The next step in this controversy was a meeting made special after the annual general meeting in May, 1901. One resolution was moved and debated upon, and to under stand it better the present l.b.w. law must be read, which is as follows: "The striker is out... if with any part of his person he stops the ball which in the opinion of the Umpire at the bowler's wicket shall have been pitched in a straight line from it to the striker's wicket, and would have hit it l.b.w." The resolution that was proposed was to alter this rule and substitute the following: "If with any part of his person (except the hand) which is between wicket and wicket, he intercept a ball which would hit his wicket l.b.w."
It is not necessary in these days to say much about this debate except to say that it was carried by a majority of 71, but not passed, two-thirds of the majority not having been got. But the point that was not strongly enough brought out in the debate was that no batsman could be out l.b.w. unless the part of his person hit by the ball was between wicket and wicket. In other words, if the batsman keeps his legs, which are practically the only part of his person that need be considered, clear of the wicket, he cannot be out. But this has not been sufficiently recognized; if it had been the voting would have been different. Nobody ever lived who loved the game more or has done more for it than Lord Harris, yet even he seems not to have known this. I myself in a letter to The Times of the 22nd of July, 1926, suggested that a new l.b.w. rule be drafted, but I carefully added, "it must be remembered that no batsman can be l.b.w. if he keeps his legs clear of. . .the space between wicket and wicket. "Lord Harris, in a letter to The Times of the 24th of July, 1926, called my suggestion novel "because hitherto he and others have advocated such an alteration of Law 24 as would expose the striker to the risk of l.b.w. wherever the ball pitched and whether he was in front or not." My proposal was practically the same as was brought forward in the M.C.C. debate in 1901, and it has never been formally put forward in any other shape.

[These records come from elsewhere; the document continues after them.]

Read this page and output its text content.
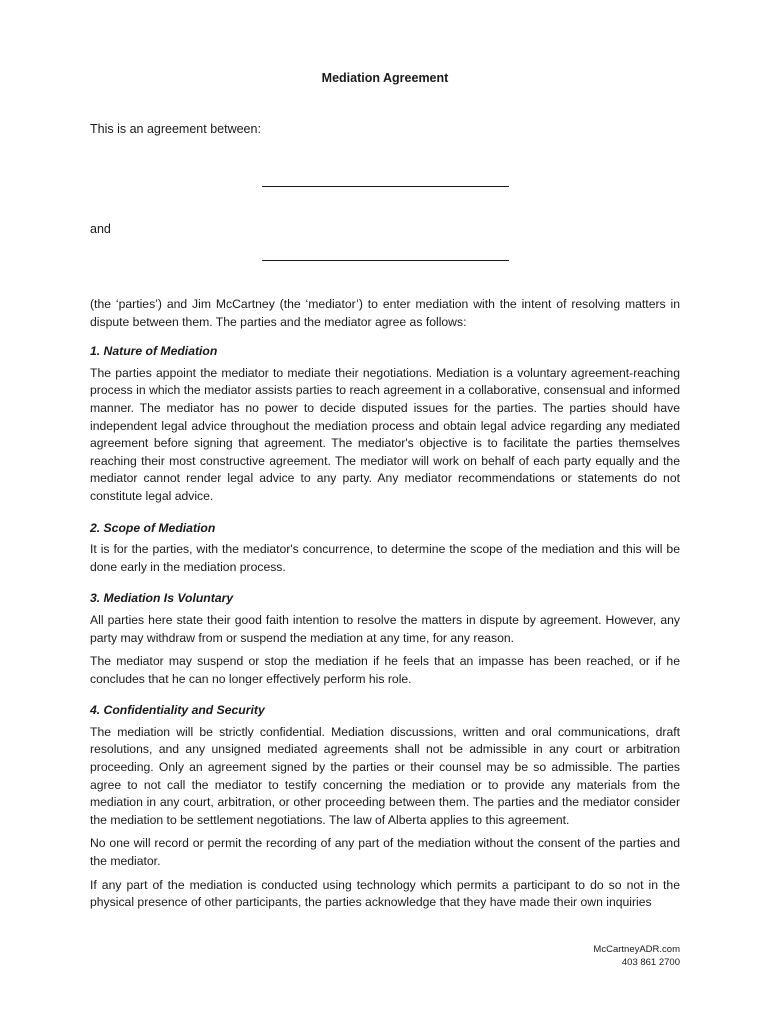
Mediation Agreement
This is an agreement between:
and

(the ‘parties’) and Jim McCartney (the ‘mediator’) to enter mediation with the intent of resolving matters in dispute between them. The parties and the mediator agree as follows:

1. Nature of Mediation

The parties appoint the mediator to mediate their negotiations. Mediation is a voluntary agreement-reaching process in which the mediator assists parties to reach agreement in a collaborative, consensual and informed manner. The mediator has no power to decide disputed issues for the parties. The parties should have independent legal advice throughout the mediation process and obtain legal advice regarding any mediated agreement before signing that agreement. The mediator's objective is to facilitate the parties themselves reaching their most constructive agreement. The mediator will work on behalf of each party equally and the mediator cannot render legal advice to any party. Any mediator recommendations or statements do not constitute legal advice.

2. Scope of Mediation

It is for the parties, with the mediator's concurrence, to determine the scope of the mediation and this will be done early in the mediation process.

3. Mediation Is Voluntary

All parties here state their good faith intention to resolve the matters in dispute by agreement. However, any party may withdraw from or suspend the mediation at any time, for any reason.

The mediator may suspend or stop the mediation if he feels that an impasse has been reached, or if he concludes that he can no longer effectively perform his role.

4. Confidentiality and Security

The mediation will be strictly confidential. Mediation discussions, written and oral communications, draft resolutions, and any unsigned mediated agreements shall not be admissible in any court or arbitration proceeding. Only an agreement signed by the parties or their counsel may be so admissible. The parties agree to not call the mediator to testify concerning the mediation or to provide any materials from the mediation in any court, arbitration, or other proceeding between them. The parties and the mediator consider the mediation to be settlement negotiations. The law of Alberta applies to this agreement.

No one will record or permit the recording of any part of the mediation without the consent of the parties and the mediator.

If any part of the mediation is conducted using technology which permits a participant to do so not in the physical presence of other participants, the parties acknowledge that they have made their own inquiries

McCartneyADR.com
403 861 2700
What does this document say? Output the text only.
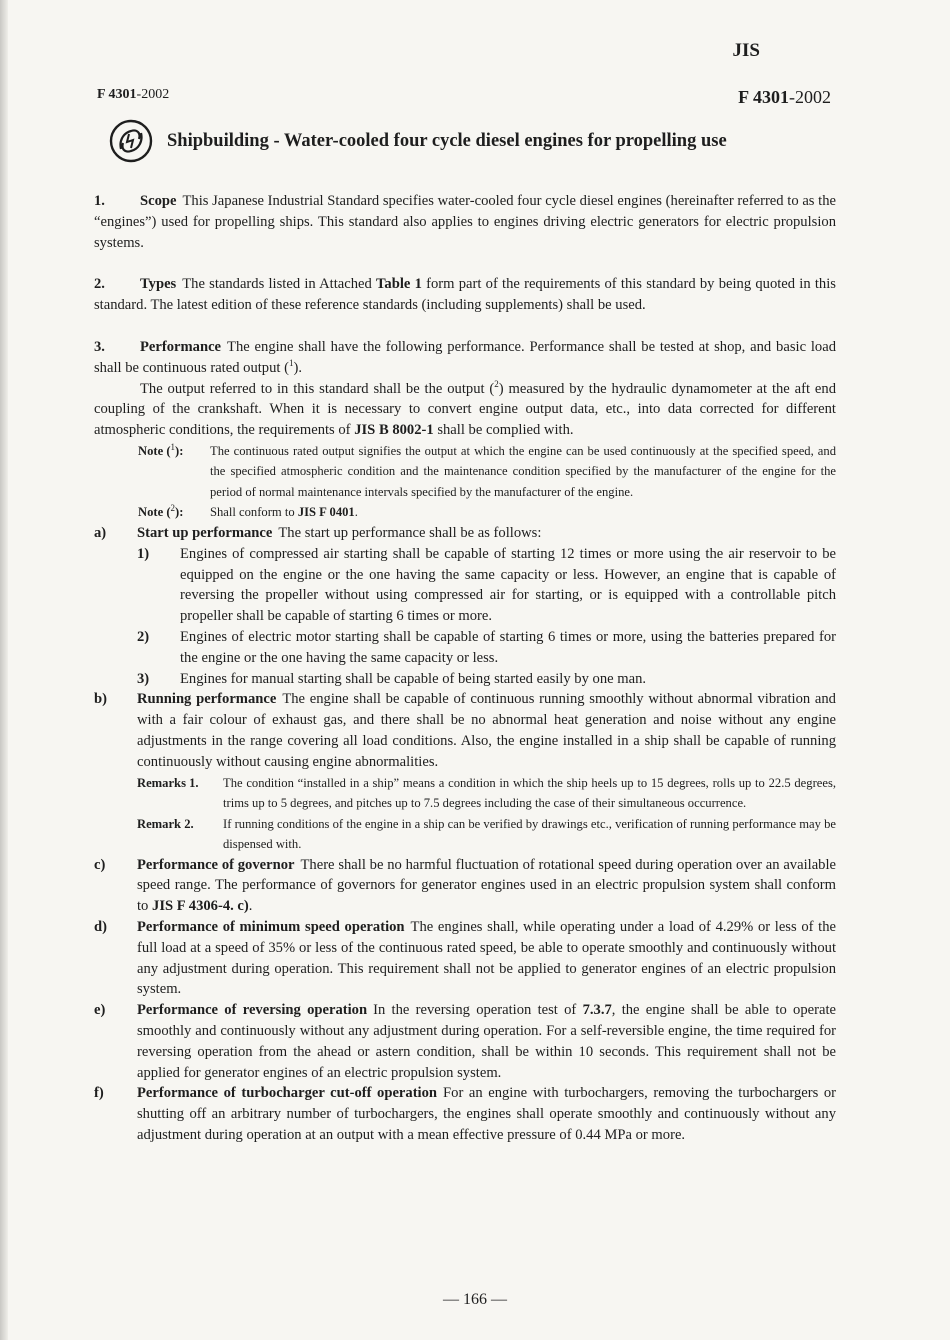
JIS
F 4301-2002	F 4301-2002
Shipbuilding - Water-cooled four cycle diesel engines for propelling use

1. Scope This Japanese Industrial Standard specifies water-cooled four cycle diesel engines (hereinafter referred to as the “engines”) used for propelling ships. This standard also applies to engines driving electric generators for electric propulsion systems.

2. Types The standards listed in Attached Table 1 form part of the requirements of this standard by being quoted in this standard. The latest edition of these reference standards (including supplements) shall be used.

3. Performance The engine shall have the following performance. Performance shall be tested at shop, and basic load shall be continuous rated output ($^1$).

The output referred to in this standard shall be the output ($^2$) measured by the hydraulic dynamometer at the aft end coupling of the crankshaft. When it is necessary to convert engine output data, etc., into data corrected for different atmospheric conditions, the requirements of JIS B 8002-1 shall be complied with.

Note ($^1$):	The continuous rated output signifies the output at which the engine can be used continuously at the specified speed, and the specified atmospheric condition and the maintenance condition specified by the manufacturer of the engine for the period of normal maintenance intervals specified by the manufacturer of the engine.
Note ($^2$):	Shall conform to JIS F 0401.
a)	Start up performance The start up performance shall be as follows:

1)	Engines of compressed air starting shall be capable of starting 12 times or more using the air reservoir to be equipped on the engine or the one having the same capacity or less. However, an engine that is capable of reversing the propeller without using compressed air for starting, or is equipped with a controllable pitch propeller shall be capable of starting 6 times or more.
2)	Engines of electric motor starting shall be capable of starting 6 times or more, using the batteries prepared for the engine or the one having the same capacity or less.
3)	Engines for manual starting shall be capable of being started easily by one man.
b)	Running performance The engine shall be capable of continuous running smoothly without abnormal vibration and with a fair colour of exhaust gas, and there shall be no abnormal heat generation and noise without any engine adjustments in the range covering all load conditions. Also, the engine installed in a ship shall be capable of running continuously without causing engine abnormalities.

Remarks 1.	The condition “installed in a ship” means a condition in which the ship heels up to 15 degrees, rolls up to 22.5 degrees, trims up to 5 degrees, and pitches up to 7.5 degrees including the case of their simultaneous occurrence.
Remark 2.	If running conditions of the engine in a ship can be verified by drawings etc., verification of running performance may be dispensed with.
c)	Performance of governor There shall be no harmful fluctuation of rotational speed during operation over an available speed range. The performance of governors for generator engines used in an electric propulsion system shall conform to JIS F 4306-4. c).

d)	Performance of minimum speed operation The engines shall, while operating under a load of 4.29% or less of the full load at a speed of 35% or less of the continuous rated speed, be able to operate smoothly and continuously without any adjustment during operation. This requirement shall not be applied to generator engines of an electric propulsion system.

e)	Performance of reversing operation In the reversing operation test of 7.3.7, the engine shall be able to operate smoothly and continuously without any adjustment during operation. For a self-reversible engine, the time required for reversing operation from the ahead or astern condition, shall be within 10 seconds. This requirement shall not be applied for generator engines of an electric propulsion system.

f)	Performance of turbocharger cut-off operation For an engine with turbochargers, removing the turbochargers or shutting off an arbitrary number of turbochargers, the engines shall operate smoothly and continuously without any adjustment during operation at an output with a mean effective pressure of 0.44 MPa or more.

— 166 —
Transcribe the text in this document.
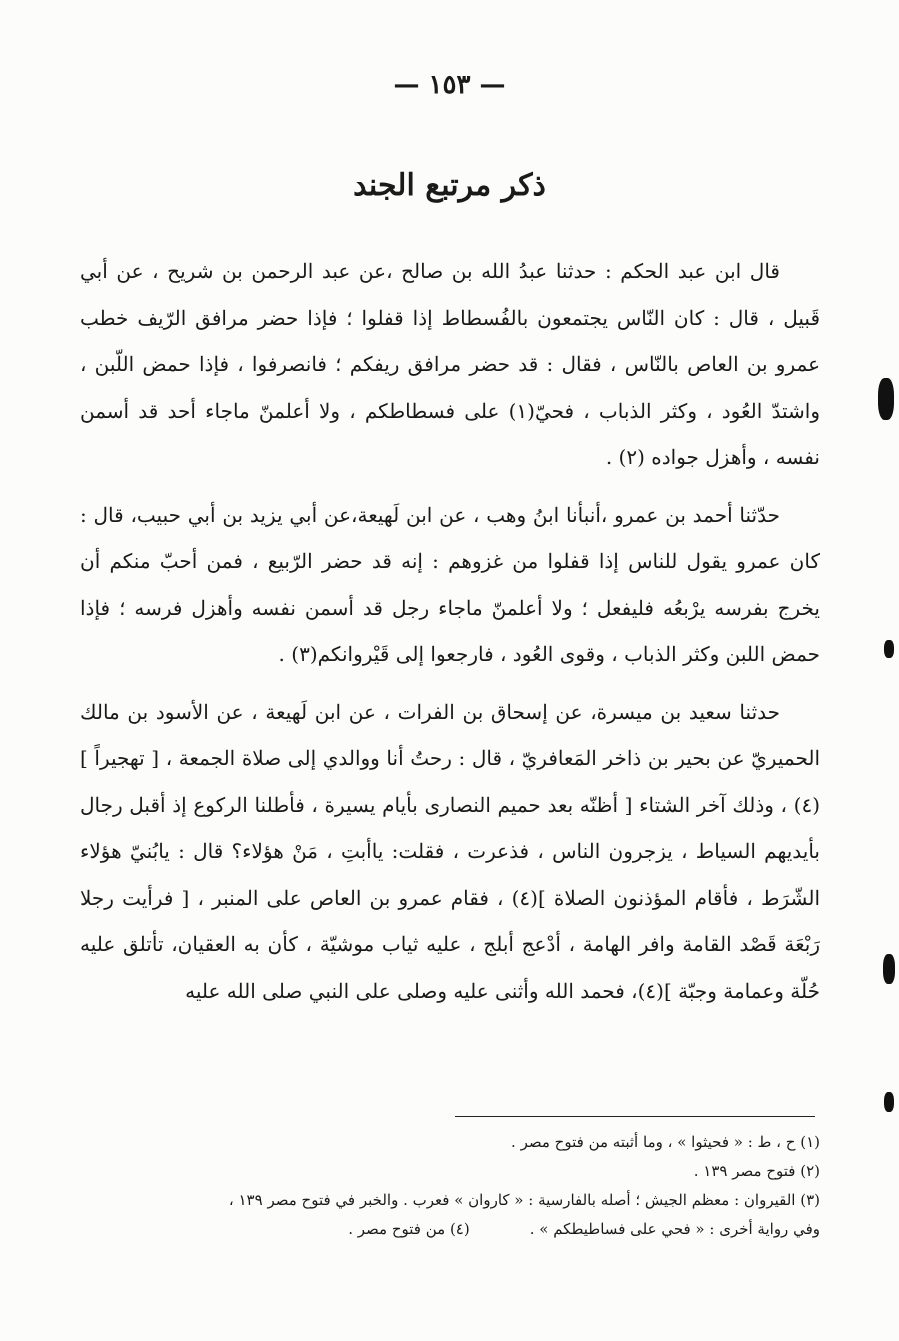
— ١٥٣ —
ذكر مرتبع الجند

قال ابن عبد الحكم : حدثنا عبدُ الله بن صالح ،عن عبد الرحمن بن شريح ، عن أبي قَبيل ، قال : كان النّاس يجتمعون بالفُسطاط إذا قفلوا ؛ فإذا حضر مرافق الرّيف خطب عمرو بن العاص بالنّاس ، فقال : قد حضر مرافق ريفكم ؛ فانصرفوا ، فإذا حمض اللّبن ، واشتدّ العُود ، وكثر الذباب ، فحيّ(١) على فسطاطكم ، ولا أعلمنّ ماجاء أحد قد أسمن نفسه ، وأهزل جواده (٢) .

حدّثنا أحمد بن عمرو ،أنبأنا ابنُ وهب ، عن ابن لَهيعة،عن أبي يزيد بن أبي حبيب، قال : كان عمرو يقول للناس إذا قفلوا من غزوهم : إنه قد حضر الرّبيع ، فمن أحبّ منكم أن يخرج بفرسه يرْبعُه فليفعل ؛ ولا أعلمنّ ماجاء رجل قد أسمن نفسه وأهزل فرسه ؛ فإذا حمض اللبن وكثر الذباب ، وقوى العُود ، فارجعوا إلى قَيْروانكم(٣) .

حدثنا سعيد بن ميسرة، عن إسحاق بن الفرات ، عن ابن لَهيعة ، عن الأسود بن مالك الحميريّ عن بحير بن ذاخر المَعافريّ ، قال : رحتُ أنا ووالدي إلى صلاة الجمعة ، [ تهجيراً ](٤) ، وذلك آخر الشتاء [ أظنّه بعد حميم النصارى بأيام يسيرة ، فأطلنا الركوع إذ أقبل رجال بأيديهم السياط ، يزجرون الناس ، فذعرت ، فقلت: ياأبتِ ، مَنْ هؤلاء؟ قال : يابُنيّ هؤلاء الشّرَط ، فأقام المؤذنون الصلاة ](٤) ، فقام عمرو بن العاص على المنبر ، [ فرأيت رجلا رَبْعَة قَصْد القامة وافر الهامة ، أدْعج أبلج ، عليه ثياب موشيّة ، كأن به العقيان، تأتلق عليه حُلّة وعمامة وجبّة ](٤)، فحمد الله وأثنى عليه وصلى على النبي صلى الله عليه

(١) ح ، ط : « فحيثوا » ، وما أثبته من فتوح مصر .
(٢) فتوح مصر ١٣٩ .
(٣) القيروان : معظم الجيش ؛ أصله بالفارسية : « كاروان » فعرب . والخبر في فتوح مصر ١٣٩ ،
وفي رواية أخرى : « فحي على فساطيطكم » .
(٤) من فتوح مصر .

Reviewing all these facts it will be seen that more than forty years ago the proceedings at the first meeting of the County Cricket in 1887 show us that great dissatisfaction was felt, and at a special meeting of the same body in 1888 a motion in favour of an alteration in the l.b.w. law was carried by eleven votes to three, the effect of which was that a batsman should be out l.b.w. "if with any part of his person, being in the straight line from wicket to wicket he stops a ball which in the opinion of the umpire would have hit the wicket." The very strongly worded resolution of the M.C.C. Sub-Committee was also passed in the same year, but nothing whatever was done, and then came the full dress debate in 1901, and though; there was a majority in favour of changing the law, still nothing was done.
It might be said by some that no change was necessary because l.b.w. cases were not numerous and drawn matches were not common in those days. In 1890, for instance, l.b.w. cases were nothing like so numerous as they are nowaday. Admitting this, surely the fact that the percentage of cases of l.b.w. having risen from 1 in 17 in 1890 to 1 in 8 in 1926 and 1 in 9 in 1927 is more than enough to justify a change in opinion as well as an alteration of the law. In seven weeks in 1927, out of one hundred and twelve matches played on dry easy wickets, forty-two were drawn simply because of the gigantic scoring. Do cricketers really think that such a state of things is satisfactory? Has not the time come for the "stronger measures" alluded to in the last paragraph of the report of the M.C.C. Committee of 1888?